By: Rabbi Idit Lev
The month of Elul and the ten days of repentance that follow it are a yearly fixed point in time, when we are asked to search our souls and make changes. The fixed repetition every year of prayers and texts brings us a double message. On the one hand, there will always be more things to repair and, on the other hand, we must try to make the repairs. Correction and change in personal behavior are difficult and not simple (think of a habit you have that you want to get rid of but have difficulty doing so). But, when we succeed in bringing about personal change – how good is the feeling.
During these days, my thoughts are personal, inward-looking, thoughts about mitzvoth between me and God, thoughts about my relationships with people and the world around me, the mitzvoth between man and man, and where I stand in all of this. I see the mitzvoth as a route showing me the right way to behave, what should be my expectations for myself. There is no other place where I feel so much at home, understand the childhood of my children, which so much resembles my own childhood.
In contrast to me, a woman who observes the mitzvoth, the state is not required to give a true reckoning. It is under no religious authority (and some will say this is a good thing), it is under no clear moral authority, and elections once in four years does not constitute real accountability.
I have no doubt that there are in the political system and in the government there are people who examine themselves, and act for a better place. But, when I look a the general picture of our State, and do its their and our – as it members, examination, I see that there are so many changes to do, and so many thing to correct. But the greatest difficulty is that we, as a society, do not agree about what is needed to be corrected.
What I see
From the Centre of Human Rights of “Rabbis for Human Rights” and from my personal life as mother of three children in the state educational system, I see a state which puts economic values at the top of the list. The politicians measure the GDP and the rate of unemployment and growth, but forget that we have a responsibility towards people from other countries who are persecuted and tortured. We have forgotten that the state’s responsibility is not only to organize peoples’ lives, but also to be concerned with the rights of all who live here: rights to accommodation, work, a decent existence, a good education and many other rights which are not implemented in the State of Israel.
Year after year, I invest my strength and my efforts to make this country a better place. Every year, I observe more injustice and more difficulties facing people trying to live a decent and honourable life, Sometimes I wonder if this modern creation of a state truly serves the people living there. This year I would like us to succeed in causing the State of Israel to do some soul-searching and to give simple, clear answers. I want the state to think about what she does, what she chooses and repairs in the new year, what she knows must be fixed and cannot do now, but remembers to do later on. I would like the state to take the Jewish value system and the Declaration of the Rights of Man and to examine herself in the light of them.

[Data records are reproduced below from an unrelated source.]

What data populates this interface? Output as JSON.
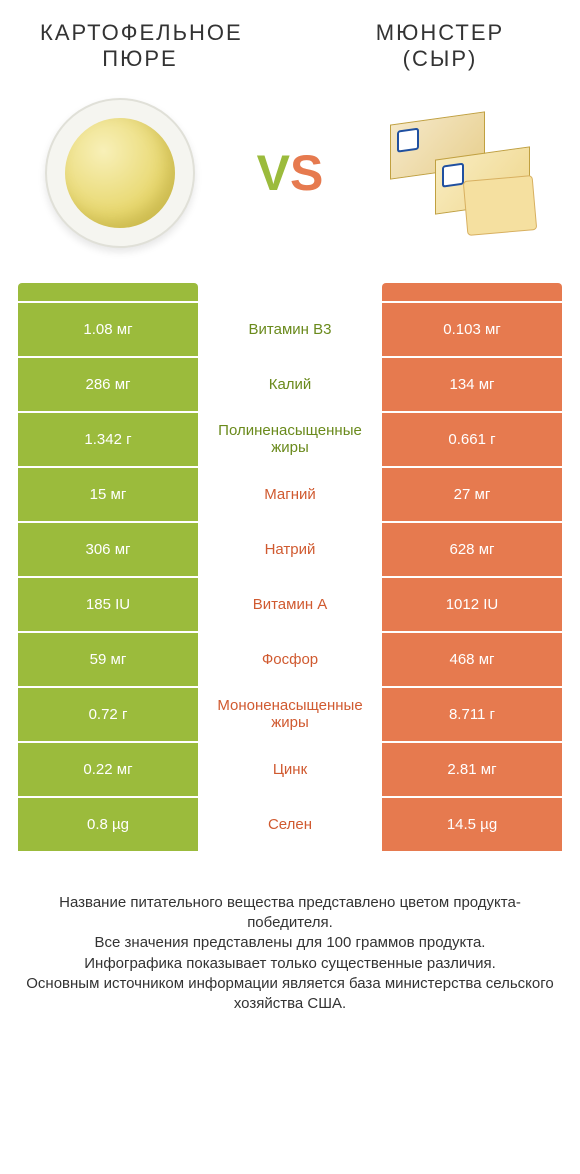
{
  "colors": {
    "left": "#9bbb3c",
    "right": "#e67a4f",
    "midLeftText": "#6a8a1c",
    "midRightText": "#d05a30"
  },
  "titles": {
    "left": "КАРТОФЕЛЬНОЕ ПЮРЕ",
    "right": "МЮНСТЕР (СЫР)"
  },
  "vs": {
    "v": "V",
    "s": "S"
  },
  "rows": [
    {
      "left": "1.08 мг",
      "mid": "Витамин B3",
      "right": "0.103 мг",
      "winner": "left"
    },
    {
      "left": "286 мг",
      "mid": "Калий",
      "right": "134 мг",
      "winner": "left"
    },
    {
      "left": "1.342 г",
      "mid": "Полиненасыщенные жиры",
      "right": "0.661 г",
      "winner": "left"
    },
    {
      "left": "15 мг",
      "mid": "Магний",
      "right": "27 мг",
      "winner": "right"
    },
    {
      "left": "306 мг",
      "mid": "Натрий",
      "right": "628 мг",
      "winner": "right"
    },
    {
      "left": "185 IU",
      "mid": "Витамин A",
      "right": "1012 IU",
      "winner": "right"
    },
    {
      "left": "59 мг",
      "mid": "Фосфор",
      "right": "468 мг",
      "winner": "right"
    },
    {
      "left": "0.72 г",
      "mid": "Мононенасыщенные жиры",
      "right": "8.711 г",
      "winner": "right"
    },
    {
      "left": "0.22 мг",
      "mid": "Цинк",
      "right": "2.81 мг",
      "winner": "right"
    },
    {
      "left": "0.8 µg",
      "mid": "Селен",
      "right": "14.5 µg",
      "winner": "right"
    }
  ],
  "footer": {
    "l1": "Название питательного вещества представлено цветом продукта-победителя.",
    "l2": "Все значения представлены для 100 граммов продукта.",
    "l3": "Инфографика показывает только существенные различия.",
    "l4": "Основным источником информации является база министерства сельского хозяйства США."
  }
}
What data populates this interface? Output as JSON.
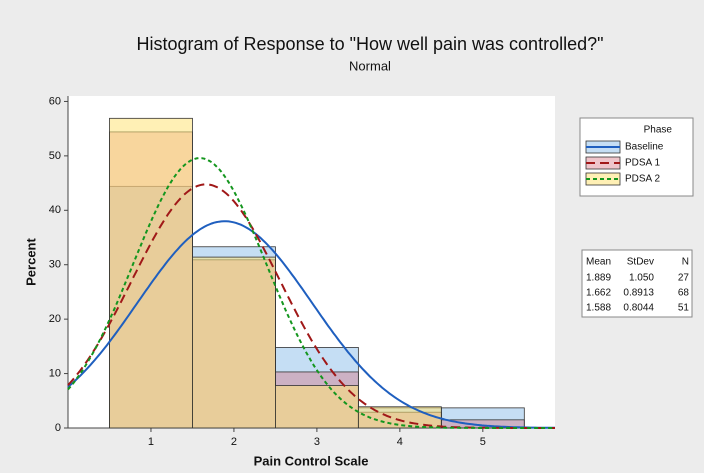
{
  "chart_data": {
    "type": "histogram",
    "title": "Histogram of Response to \"How well pain was controlled?\"",
    "subtitle": "Normal",
    "x_label": "Pain Control Scale",
    "y_label": "Percent",
    "bins": [
      0.5,
      1.5,
      2.5,
      3.5,
      4.5,
      5.5
    ],
    "xlim": [
      0,
      5.87
    ],
    "xticks": [
      1,
      2,
      3,
      4,
      5
    ],
    "ylim": [
      0,
      61
    ],
    "yticks": [
      0,
      10,
      20,
      30,
      40,
      50,
      60
    ],
    "legend_title": "Phase",
    "stats_headers": [
      "Mean",
      "StDev",
      "N"
    ],
    "series": [
      {
        "name": "Baseline",
        "color": "#1f5fbf",
        "fill": "rgba(150,195,235,0.55)",
        "dash": "none",
        "values": [
          44.4,
          33.3,
          14.8,
          3.7,
          3.7
        ],
        "mean": 1.889,
        "stdev": {
          "value": 1.05,
          "label": "1.050"
        },
        "n": 27
      },
      {
        "name": "PDSA 1",
        "color": "#a01818",
        "fill": "rgba(215,110,125,0.4)",
        "dash": "9 5",
        "values": [
          54.4,
          30.9,
          10.3,
          2.9,
          1.5
        ],
        "mean": 1.662,
        "stdev": 0.8913,
        "n": 68
      },
      {
        "name": "PDSA 2",
        "color": "#14961e",
        "fill": "rgba(255,228,120,0.55)",
        "dash": "4 3",
        "values": [
          56.9,
          31.4,
          7.8,
          3.9,
          0
        ],
        "mean": 1.588,
        "stdev": 0.8044,
        "n": 51
      }
    ]
  }
}
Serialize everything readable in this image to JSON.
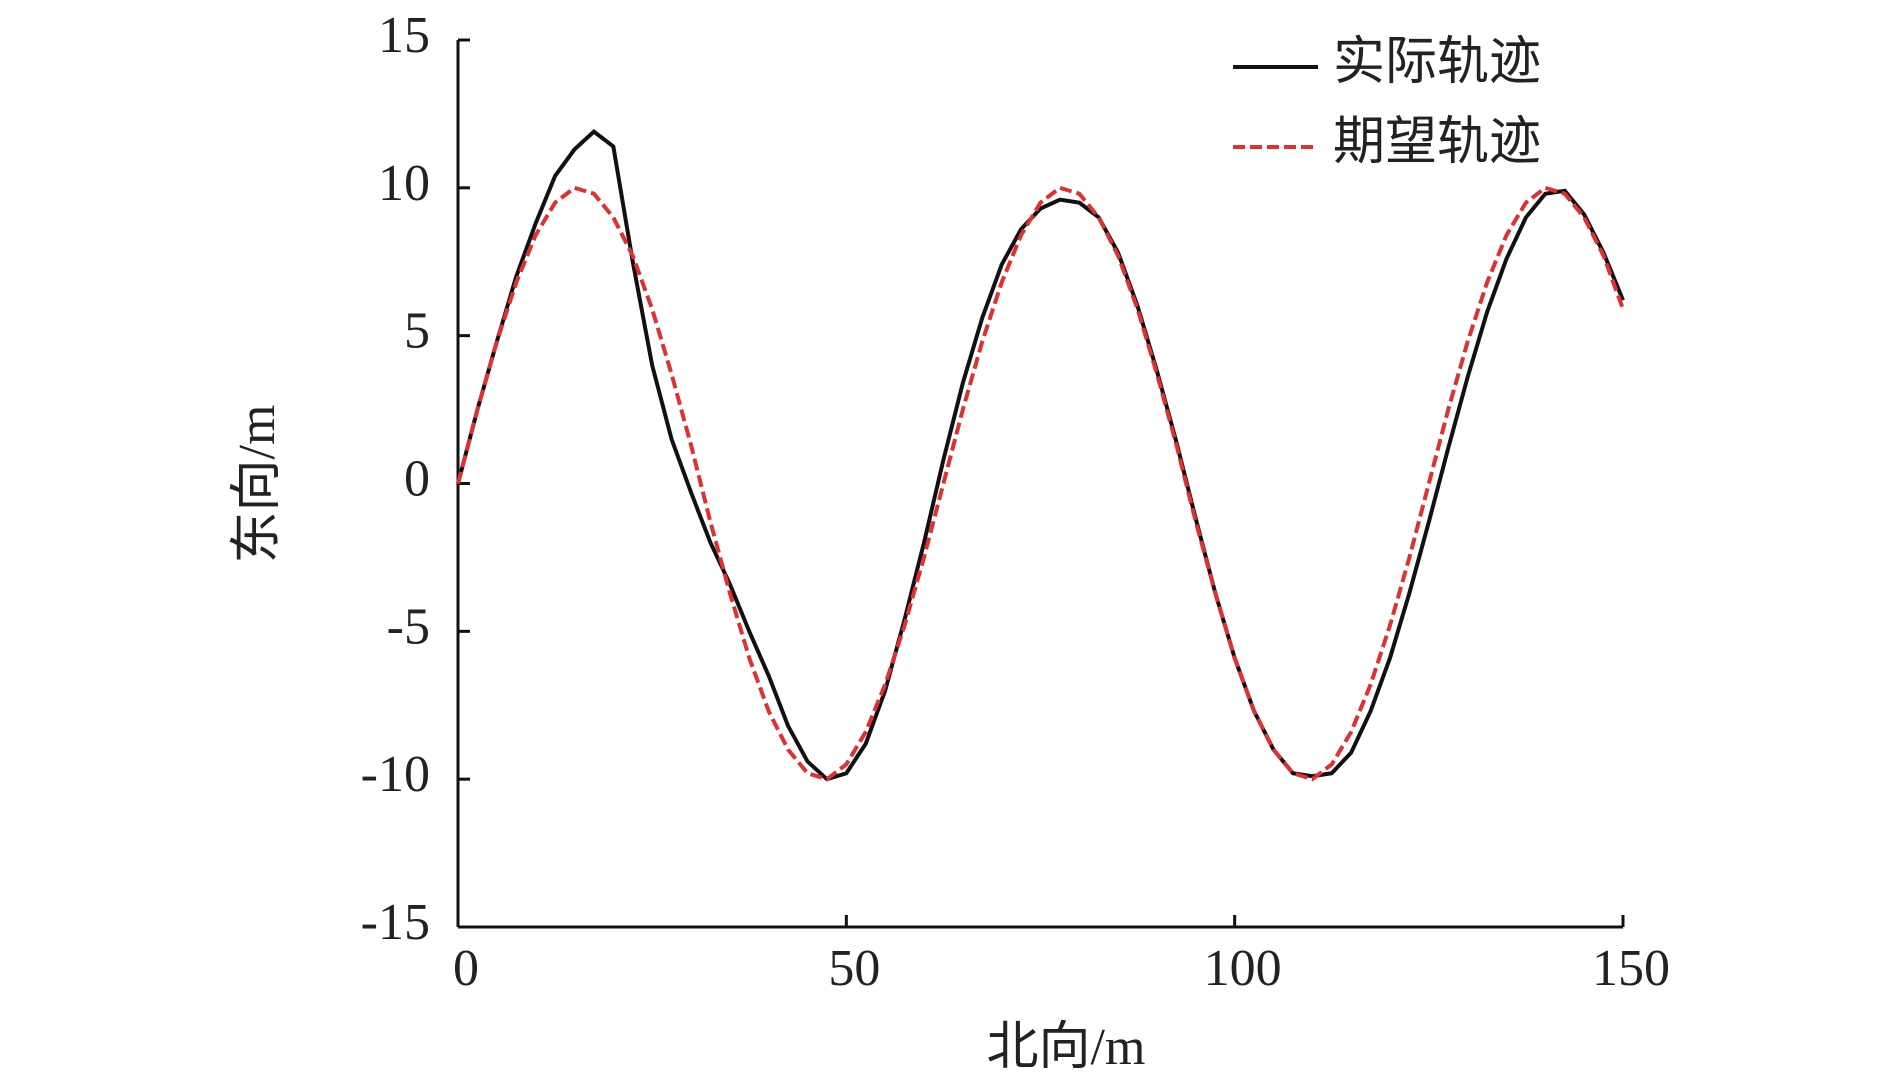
{
  "chart_data": {
    "type": "line",
    "xlabel": "北向/m",
    "ylabel": "东向/m",
    "x": [
      0,
      2.5,
      5,
      7.5,
      10,
      12.5,
      15,
      17.5,
      20,
      22.5,
      25,
      27.5,
      30,
      32.5,
      35,
      37.5,
      40,
      42.5,
      45,
      47.5,
      50,
      52.5,
      55,
      57.5,
      60,
      62.5,
      65,
      67.5,
      70,
      72.5,
      75,
      77.5,
      80,
      82.5,
      85,
      87.5,
      90,
      92.5,
      95,
      97.5,
      100,
      102.5,
      105,
      107.5,
      110,
      112.5,
      115,
      117.5,
      120,
      122.5,
      125,
      127.5,
      130,
      132.5,
      135,
      137.5,
      140,
      142.5,
      145,
      147.5,
      150
    ],
    "series": [
      {
        "name": "实际轨迹",
        "color": "#111111",
        "dash": false,
        "values": [
          0,
          2.5,
          4.8,
          7.0,
          8.8,
          10.4,
          11.3,
          11.9,
          11.4,
          7.5,
          4.0,
          1.5,
          -0.3,
          -2.0,
          -3.4,
          -5.0,
          -6.5,
          -8.2,
          -9.4,
          -10.0,
          -9.8,
          -8.8,
          -7.0,
          -4.6,
          -2.0,
          0.8,
          3.4,
          5.6,
          7.4,
          8.6,
          9.3,
          9.6,
          9.5,
          9.0,
          7.8,
          6.0,
          3.8,
          1.4,
          -1.2,
          -3.7,
          -5.9,
          -7.7,
          -9.0,
          -9.8,
          -9.9,
          -9.8,
          -9.1,
          -7.7,
          -5.9,
          -3.7,
          -1.3,
          1.2,
          3.6,
          5.8,
          7.6,
          9.0,
          9.8,
          9.9,
          9.1,
          7.8,
          6.2
        ]
      },
      {
        "name": "期望轨迹",
        "color": "#e03030",
        "dash": true,
        "values": [
          0,
          2.5,
          4.8,
          6.8,
          8.4,
          9.5,
          10.0,
          9.8,
          9.0,
          7.7,
          5.9,
          3.7,
          1.3,
          -1.3,
          -3.7,
          -5.9,
          -7.7,
          -9.0,
          -9.8,
          -10.0,
          -9.5,
          -8.4,
          -6.8,
          -4.8,
          -2.5,
          0,
          2.5,
          4.8,
          6.8,
          8.4,
          9.5,
          10.0,
          9.8,
          9.0,
          7.7,
          5.9,
          3.7,
          1.3,
          -1.3,
          -3.7,
          -5.9,
          -7.7,
          -9.0,
          -9.8,
          -10.0,
          -9.5,
          -8.4,
          -6.8,
          -4.8,
          -2.5,
          0,
          2.5,
          4.8,
          6.8,
          8.4,
          9.5,
          10.0,
          9.8,
          9.0,
          7.7,
          5.9
        ]
      }
    ],
    "xlim": [
      0,
      150
    ],
    "xticks": [
      0,
      50,
      100,
      150
    ],
    "ylim": [
      -15,
      15
    ],
    "yticks": [
      -15,
      -10,
      -5,
      0,
      5,
      10,
      15
    ],
    "legend": "upper right"
  }
}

Do people living inIsraelhave the right to decent accommodation? Do we have the right to proper employment? Is the public health system a good one? Is there good public education? What values do we inculcate in the public education system? Is there racism in our country? Do we behave towards the other and the stranger, in a way that is right and decent?
More and more questions
After the state examines these issues for itself, let it stand before us, just as we stand before a higher court, and give us an account, and plan of action for changing and repairing the present situation. I know that this is a dream that will not be realized, and in the best case I will receive from my country an economic summary of the situation and how the Treasury officials suggest fixing it (this is called the state budget), a summary which does not see the humanity of every man, even if he is unemployed, disabled or a child who has trouble adjusting to the overcrowded school system.
As long as I believe that we have a chance of causing this to happen, I will continue to fight for this country. The year now ending has not been encouraging and I pray that the coming year will bring the winds of change that I and many others wish for, and know that they will not come if we do not bring them. Everything is expected and permission is given. This year may we choose – as Jews, as a society and as a country – to see each and every man, to respect everyone and care for all.